I'm sorry, it is x+4

Answer 9

I got this far:
\[\frac{ x+4 }{ 2(x+3) } + \frac{ 3 }{ (x-3)(x+3) }\]

Answer 10

okay, to make the common denominator you'll have to multiply the lh fraction by (x-3)/(x-3) and the rh fraction by 2/2

Answer 11

do you see why?

Answer 12

yes

Answer 13

good. have fun :-)

Answer 14

is it:
\[\frac{ 6+(x+4) }{ 2(x+3) }\]

Answer 15

\[x + 2 \over 2(x + 3)\]
\[ x - 2 \over 2(x - 3) \]
\[ x - 2 \over 2(x +3)\]
\[ x+ 2 \over 2(x- 3) \]

Answer 16

Hmm, looks like you went off the rails somewhere...

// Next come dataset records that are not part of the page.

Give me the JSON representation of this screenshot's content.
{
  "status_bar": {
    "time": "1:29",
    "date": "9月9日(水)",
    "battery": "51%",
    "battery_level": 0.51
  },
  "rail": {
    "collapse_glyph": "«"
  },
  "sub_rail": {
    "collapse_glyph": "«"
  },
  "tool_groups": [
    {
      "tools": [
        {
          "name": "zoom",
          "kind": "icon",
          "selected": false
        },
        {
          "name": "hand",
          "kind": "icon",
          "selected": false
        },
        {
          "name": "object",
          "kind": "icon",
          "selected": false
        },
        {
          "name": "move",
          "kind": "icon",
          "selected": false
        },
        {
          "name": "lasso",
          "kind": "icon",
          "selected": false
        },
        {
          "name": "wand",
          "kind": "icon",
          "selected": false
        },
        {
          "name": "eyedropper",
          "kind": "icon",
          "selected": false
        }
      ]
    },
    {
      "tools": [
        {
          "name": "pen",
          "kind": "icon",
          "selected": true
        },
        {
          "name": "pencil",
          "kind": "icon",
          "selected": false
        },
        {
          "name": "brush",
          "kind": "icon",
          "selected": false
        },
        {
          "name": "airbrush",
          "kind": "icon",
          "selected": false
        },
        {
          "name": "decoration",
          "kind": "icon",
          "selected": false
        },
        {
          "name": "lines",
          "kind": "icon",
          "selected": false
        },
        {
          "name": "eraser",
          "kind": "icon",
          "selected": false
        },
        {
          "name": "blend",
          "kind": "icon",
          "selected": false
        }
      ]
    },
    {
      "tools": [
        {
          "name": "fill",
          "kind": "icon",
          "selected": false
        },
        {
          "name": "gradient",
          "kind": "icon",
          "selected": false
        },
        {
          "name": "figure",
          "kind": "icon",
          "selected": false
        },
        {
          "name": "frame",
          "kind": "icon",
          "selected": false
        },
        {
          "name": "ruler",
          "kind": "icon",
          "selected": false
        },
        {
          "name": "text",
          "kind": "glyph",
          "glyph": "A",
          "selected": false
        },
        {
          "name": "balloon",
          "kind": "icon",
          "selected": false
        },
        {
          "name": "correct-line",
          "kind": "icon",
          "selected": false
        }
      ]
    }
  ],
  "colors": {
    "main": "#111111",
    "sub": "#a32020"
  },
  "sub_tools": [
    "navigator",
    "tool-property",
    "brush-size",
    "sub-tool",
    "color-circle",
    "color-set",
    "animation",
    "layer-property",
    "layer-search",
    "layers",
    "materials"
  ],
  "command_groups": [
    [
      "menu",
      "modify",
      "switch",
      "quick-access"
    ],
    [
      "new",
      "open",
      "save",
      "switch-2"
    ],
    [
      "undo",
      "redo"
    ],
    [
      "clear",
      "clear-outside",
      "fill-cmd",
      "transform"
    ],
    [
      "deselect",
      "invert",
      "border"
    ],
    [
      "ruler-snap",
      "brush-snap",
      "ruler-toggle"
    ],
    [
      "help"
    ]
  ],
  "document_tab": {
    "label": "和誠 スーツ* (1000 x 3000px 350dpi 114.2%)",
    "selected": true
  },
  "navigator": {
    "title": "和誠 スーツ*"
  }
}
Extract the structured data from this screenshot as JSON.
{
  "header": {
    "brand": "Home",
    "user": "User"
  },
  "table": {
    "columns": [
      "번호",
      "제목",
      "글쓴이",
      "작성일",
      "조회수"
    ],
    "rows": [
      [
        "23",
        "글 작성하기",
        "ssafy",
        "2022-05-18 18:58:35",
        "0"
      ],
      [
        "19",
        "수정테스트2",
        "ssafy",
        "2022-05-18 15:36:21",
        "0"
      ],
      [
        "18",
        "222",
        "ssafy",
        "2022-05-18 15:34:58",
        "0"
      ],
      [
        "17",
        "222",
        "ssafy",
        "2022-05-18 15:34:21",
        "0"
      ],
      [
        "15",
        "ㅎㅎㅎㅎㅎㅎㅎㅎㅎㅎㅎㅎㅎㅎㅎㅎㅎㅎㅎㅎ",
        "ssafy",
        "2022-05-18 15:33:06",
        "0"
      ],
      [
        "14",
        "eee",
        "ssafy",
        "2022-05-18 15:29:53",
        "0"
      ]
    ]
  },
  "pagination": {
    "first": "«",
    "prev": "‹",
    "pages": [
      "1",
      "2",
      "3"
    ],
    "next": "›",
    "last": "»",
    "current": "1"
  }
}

\[\frac{ x+4 }{ 2(x+3) } + \frac{ 3 }{ (x-3)(x+3) } = \frac{(x+4)} {2(x+3)}*\frac{(x-3)}{(x-3)} + \frac{3}{(x-3)(x+3)}*\frac{2}{2}\]\[=\frac{(x+4)(x-3) + 3*2}{2(x-3)(x+3) } = \frac{ x^2-3x+4x-12+6}{2(x-3)(x+3) }=\frac{x^2+x-6} {2(x-3)(x+3)}\]Now we factor the numerator, cancel common factors and we're done.

Answer 17

Its adding not multiplication

Answer 18

You have to multiply to get the common denominator in order to add

Answer 19

just like adding 1/4 and 1/7

Answer 20

\[\frac{1}{4} + \frac{1}{7} = \frac{1}{4}*\frac{7}{7} + \frac{1}{7}*\frac{4}{4} = \frac{7}{28} + \frac{4}{28} = \frac{11}{28}\]

Answer 21

But it has to be simplified so the (x-3)s would cancel each other, leaving: 6+(x+4)/2(x+3)

Answer 22

you're doing it wrong. what do you get when you factor \(x^2+x-6\)?